I had to feed him, clip his nails, brush his teeth, wipe the feces off his bottom and change his clothes. He had slurred speech from the stroke, so communicating with him was difficult. It was very hard work for me. Not simply because of the tedious repetition or unpleasant odors, but because it was pulling me out of myself. Up to that point in my life I had lived a largely self-centered lifestyle, meaning most of my decisions were not determined by someone else’s needs. No one depended on me or my care. And if they did, it was part of my job and I was being paid to respond.
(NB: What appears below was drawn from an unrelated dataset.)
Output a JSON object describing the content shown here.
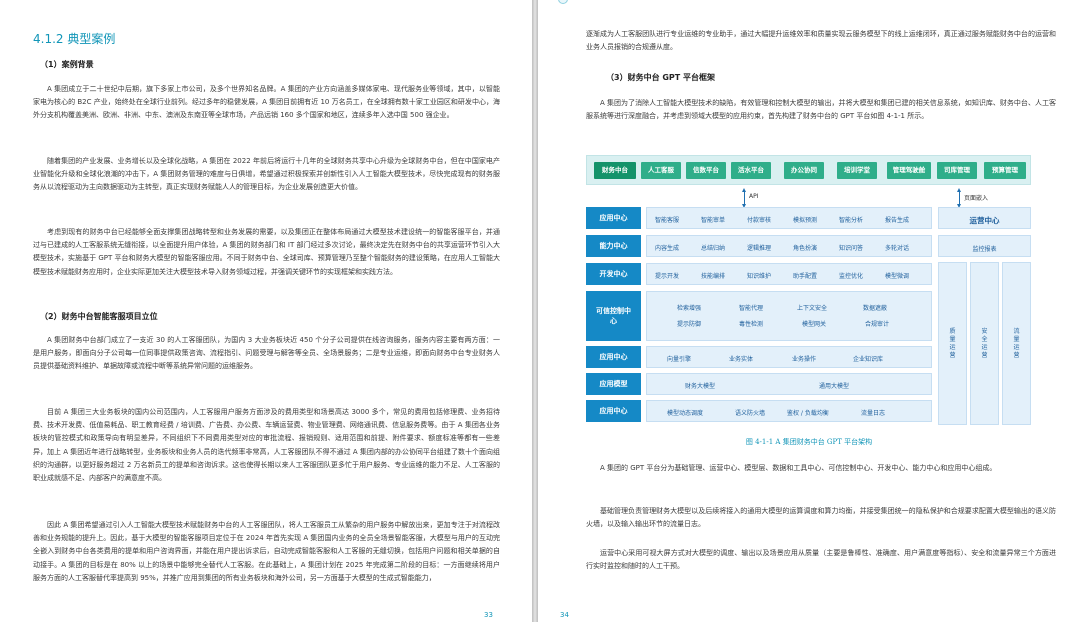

But here I was a volunteer, and here these people — this was terrifying — depended on me to love them, and to care about their hopes and fears.
I felt like the Lord was saying to me for the first time in my life, “Feed my sheep. Truly, truly, I tell you, when you were younger, you used to fasten your own belt and to go wherever you wished. But when you grow old, you will stretch out your hands, and someone else will fasten a belt around you and take you where you do not wish to go” (John 21:17-18). I would soon come to realize that adulthood is about learning to be taken where you do not wish to go, and there making of yourself a worthy sacrificial offering.
One day I was at Mass with the Sisters and the residents. Nothing unusual. That morning had been a difficult one, as I had to give Richard a shower. It was always a long, arduous and complex process. Far more humiliating for him than for me, I was sure. He was angry at something and very resistant that day. I couldn’t figure out why. So at Mass I was feeling agitated and sad about the experience. I wrote in my journal afterwards, “What the hell more does he want from me?”
Then the Words of Institution came along. Nothing unusual. But they were different this time. “This is my Body which will be given up…This is the cup of my Blood which will be shed.” I thought of Richard’s naked body, so vulnerable, soiled, partially paralyzed.
The Sisters taught me when I first arrived to reverence the residents’ bodies Not easy to do in a shower as you try to clean very private parts, and they are cussing you out. Sr. Manorama had said it to me even more plainly: “You need to reverence these men’s bodies like you reverence Christ’s Body. Even if they treat you poorly, maintain your reverence, as then Christ comes to you in His distressing disguise, as Mother tells us. That’s when He is closest, you know.”
I didn’t know. But that day at Mass I said to myself, “Yes, even then. Especially then. Amen.”